Hyperolius fusciventris ‘burtoni’

Hyperolius fusciventris ranges throughout Middle and West Africa, and occurs and Sierre Leone, Guinea, Liberia, the Ivory Coast, Ghana, Togo, Benin, Nigeria, and Cameroon.  The ‘burtoni’ type occurs from Ghana to Nigeria.  I got these frogs in 2013 or so, for a sad $7 each from an importer.  They arrived in the dead of winter to me in Rochester NY, and one was DOA.  Speaking to the importer prior that week, they mentioned they had just gotten them in.  So, in the span of two-three weeks, they had been collected, shipped across the Atlantic, landed in Florida, been unpacked, put in cages, packed up again, and shipped to a state where temperatures were about 10F without windchill.  They had varying degrees of nose rub and all had noticeable but not festering scratches all over their backs.

Shockingly, they began eating immediately when I offered them small crickets.  It was love at first mealtime!

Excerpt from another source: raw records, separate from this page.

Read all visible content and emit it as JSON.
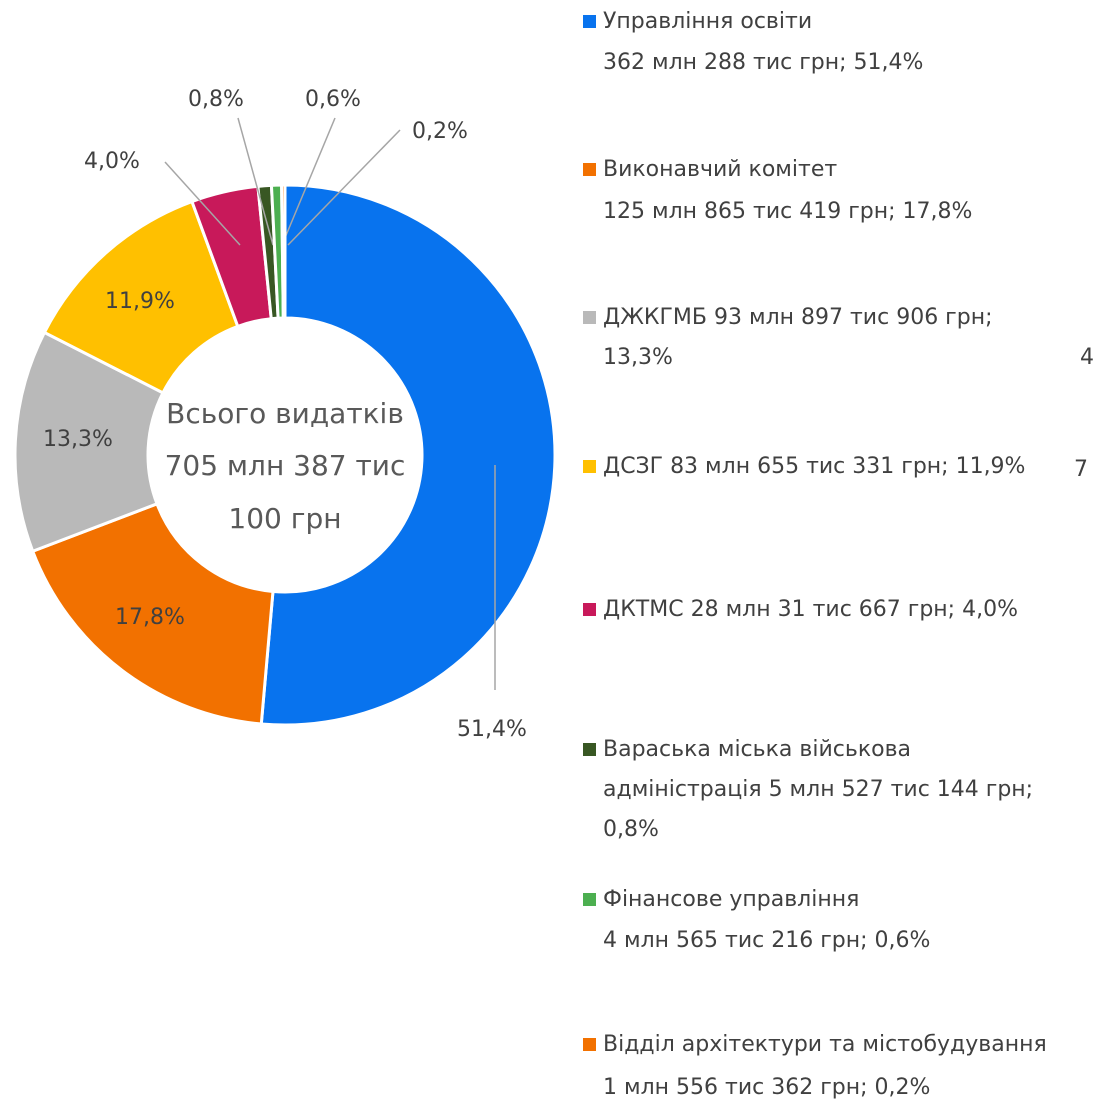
{
  "chart_data": {
    "type": "donut",
    "center_text": [
      "Всього видатків",
      "705 млн 387 тис",
      "100 грн"
    ],
    "categories": [
      [
        "Управління освіти",
        "362 млн 288 тис грн; 51,4%"
      ],
      [
        "Виконавчий комітет",
        "125 млн 865 тис 419 грн; 17,8%"
      ],
      [
        "ДЖКГМБ 93 млн 897 тис 906 грн;",
        "13,3%"
      ],
      [
        "ДСЗГ 83 млн 655 тис 331 грн; 11,9%"
      ],
      [
        "ДКТМС 28 млн 31 тис 667 грн; 4,0%"
      ],
      [
        "Вараська міська військова",
        "адміністрація 5 млн 527 тис 144 грн;",
        "0,8%"
      ],
      [
        "Фінансове управління",
        "4 млн 565 тис 216 грн; 0,6%"
      ],
      [
        "Відділ архітектури та містобудування",
        "1 млн 556 тис 362 грн; 0,2%"
      ]
    ],
    "values": [
      51.4,
      17.8,
      13.3,
      11.9,
      4.0,
      0.8,
      0.6,
      0.2
    ],
    "value_labels": [
      "51,4%",
      "17,8%",
      "13,3%",
      "11,9%",
      "4,0%",
      "0,8%",
      "0,6%",
      "0,2%"
    ],
    "colors": [
      "#0873ee",
      "#f27100",
      "#b9b9b9",
      "#ffc000",
      "#c8195a",
      "#385723",
      "#4caf50",
      "#f27100"
    ],
    "annotations": [
      "4",
      "7"
    ]
  }
}
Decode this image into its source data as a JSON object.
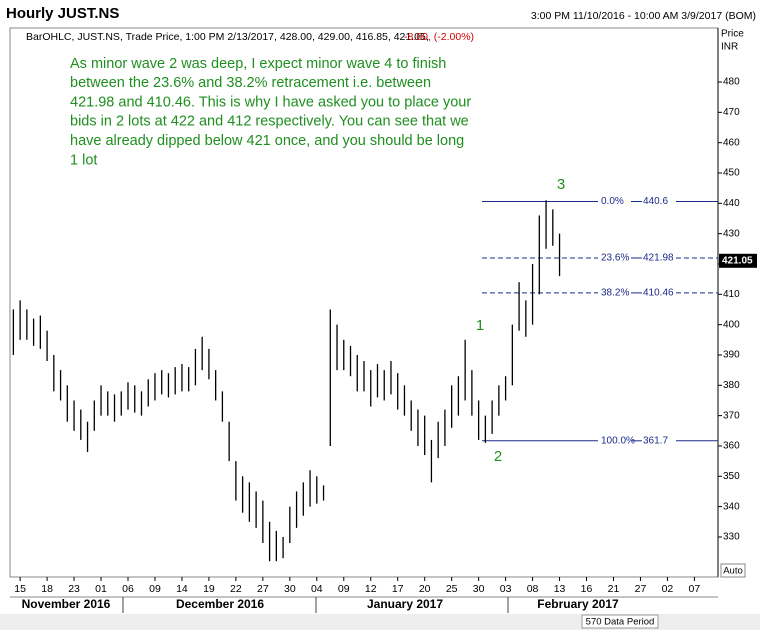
{
  "header": {
    "title": "Hourly JUST.NS",
    "range": "3:00 PM 11/10/2016 - 10:00 AM 3/9/2017 (BOM)"
  },
  "chart_data": {
    "type": "ohlc",
    "info": "BarOHLC, JUST.NS, Trade Price, 1:00 PM 2/13/2017, 428.00, 429.00, 416.85, 421.05,",
    "change": "-8.60, (-2.00%)",
    "annotation": [
      "As minor wave 2 was deep, I expect minor wave 4 to finish",
      "between the 23.6% and 38.2% retracement i.e. between",
      "421.98 and 410.46. This is why I have asked you to place your",
      "bids in 2 lots at 422 and 412 respectively. You can see that we",
      "have already dipped below 421 once, and you should be long",
      "1 lot"
    ],
    "waves": [
      "1",
      "2",
      "3"
    ],
    "y_axis_label": [
      "Price",
      "INR"
    ],
    "auto_label": "Auto",
    "data_period": "570 Data Period",
    "months": [
      "November 2016",
      "December 2016",
      "January 2017",
      "February 2017"
    ],
    "categories": [
      null,
      "15",
      null,
      null,
      null,
      "18",
      null,
      null,
      null,
      "23",
      null,
      null,
      null,
      "01",
      null,
      null,
      null,
      "06",
      null,
      null,
      null,
      "09",
      null,
      null,
      null,
      "14",
      null,
      null,
      null,
      "19",
      null,
      null,
      null,
      "22",
      null,
      null,
      null,
      "27",
      null,
      null,
      null,
      "30",
      null,
      null,
      null,
      "04",
      null,
      null,
      null,
      "09",
      null,
      null,
      null,
      "12",
      null,
      null,
      null,
      "17",
      null,
      null,
      null,
      "20",
      null,
      null,
      null,
      "25",
      null,
      null,
      null,
      "30",
      null,
      null,
      null,
      "03",
      null,
      null,
      null,
      "08",
      null,
      null,
      null,
      "13",
      null,
      null,
      null,
      "16",
      null,
      null,
      null,
      "21",
      null,
      null,
      null,
      "27",
      null,
      null,
      null,
      "02",
      null,
      null,
      null,
      "07",
      null,
      null,
      null
    ],
    "high": [
      405,
      408,
      405,
      402,
      403,
      398,
      390,
      385,
      380,
      375,
      372,
      368,
      375,
      380,
      378,
      377,
      378,
      381,
      380,
      378,
      382,
      384,
      385,
      384,
      386,
      387,
      386,
      392,
      396,
      392,
      385,
      378,
      368,
      355,
      350,
      348,
      345,
      342,
      335,
      332,
      330,
      340,
      345,
      348,
      352,
      350,
      347,
      405,
      400,
      395,
      393,
      390,
      388,
      385,
      387,
      385,
      388,
      384,
      380,
      375,
      372,
      370,
      362,
      368,
      372,
      380,
      383,
      395,
      385,
      375,
      370,
      375,
      380,
      383,
      400,
      414,
      408,
      420,
      436,
      441,
      438,
      430,
      null,
      null,
      null,
      null,
      null,
      null,
      null,
      null,
      null,
      null,
      null,
      null,
      null,
      null,
      null,
      null,
      null,
      null,
      null,
      null,
      null,
      null,
      null
    ],
    "low": [
      390,
      395,
      395,
      393,
      392,
      388,
      378,
      375,
      368,
      365,
      362,
      358,
      365,
      370,
      370,
      368,
      370,
      372,
      371,
      370,
      373,
      375,
      377,
      376,
      377,
      378,
      378,
      380,
      385,
      382,
      375,
      368,
      355,
      342,
      338,
      335,
      333,
      328,
      322,
      322,
      323,
      328,
      333,
      337,
      340,
      341,
      342,
      360,
      385,
      385,
      383,
      378,
      378,
      373,
      376,
      375,
      377,
      372,
      370,
      365,
      360,
      357,
      348,
      356,
      360,
      366,
      370,
      375,
      370,
      362,
      361,
      364,
      370,
      375,
      380,
      398,
      396,
      400,
      410,
      425,
      426,
      416,
      null,
      null,
      null,
      null,
      null,
      null,
      null,
      null,
      null,
      null,
      null,
      null,
      null,
      null,
      null,
      null,
      null,
      null,
      null,
      null,
      null,
      null,
      null
    ],
    "color": "#000000",
    "ylim": [
      316.8,
      497.8
    ],
    "yticks": [
      330,
      340,
      350,
      360,
      370,
      380,
      390,
      400,
      410,
      420,
      430,
      440,
      450,
      460,
      470,
      480
    ],
    "fib_levels": [
      {
        "label": "0.0%",
        "value": 440.6,
        "dashed": false
      },
      {
        "label": "23.6%",
        "value": 421.98,
        "dashed": true
      },
      {
        "label": "38.2%",
        "value": 410.46,
        "dashed": true
      },
      {
        "label": "100.0%",
        "value": 361.7,
        "dashed": false
      }
    ],
    "fib_color": "#1a2a8a",
    "last_price": 421.05
  }
}
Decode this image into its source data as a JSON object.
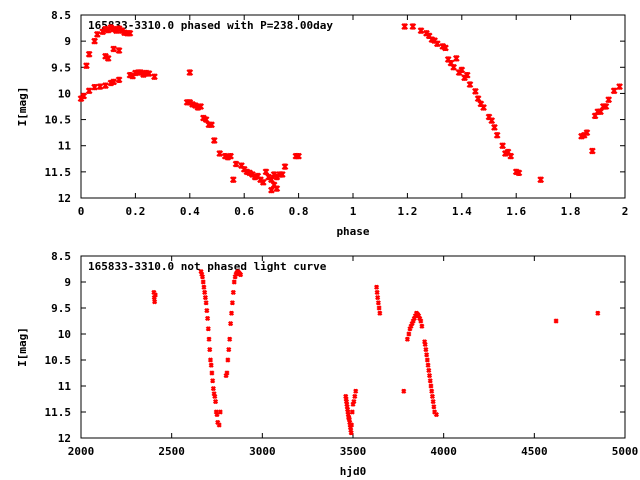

One of the reasons I keep going back to reed frogs is for their hardy nature and resilience to stress.  After a month-long treatment of silver sulfadiazine for the nose rub and back scratches, Baytril for any lingering bacterial infections, and Panacur for good measure, they looked a lot better.  It took two or three years for the scratch marks on their back to fade, and even longer for one with particularly bad nose rub to totally heal, but they have acclimated well to captivity.  At first, as with young reed frogs, opening the cage for feeding was like popping corn.  But now, after years of routing feedings and tank maintenance, they no longer jump around when I stick my hands in the tank or open the lid.  Sadly, all five frogs proved to be females, so no breeding ever took place, but they have been wonderful pets.

As with other reed frog species, they can go weeks without food and show no sign of narrowing their girths.  Some nights, I check on them and they are still sleeping.  I think their metabolism slows down significantly with age, as froglets and juveniles eat enormous amounts of food for the first two years, and are incredibly jumpy.

In their terrarium are some small-leaved Bulbophyllums, whose undersides are a favorite sleeping place.  On larger leaves, two frogs will often lie right next to each other.

Their terrarium can be viewed here.

Their ventral side is perhaps their nicest side.

Here, a seven-year old frog showing signs of aging.  My oldest reed frogs have lived to about twelve years (Heterixalus) but this species seems to be much shorter-lived.  In 2013 or so, I received five individuals, and now in 2019, only two remain.  When reed frogs age, it is primarily the pigment of their skin that reflects their age.  In other species, some pigment is lost entirely, but in this individual (and perhaps this species), a bronze freckling occurs.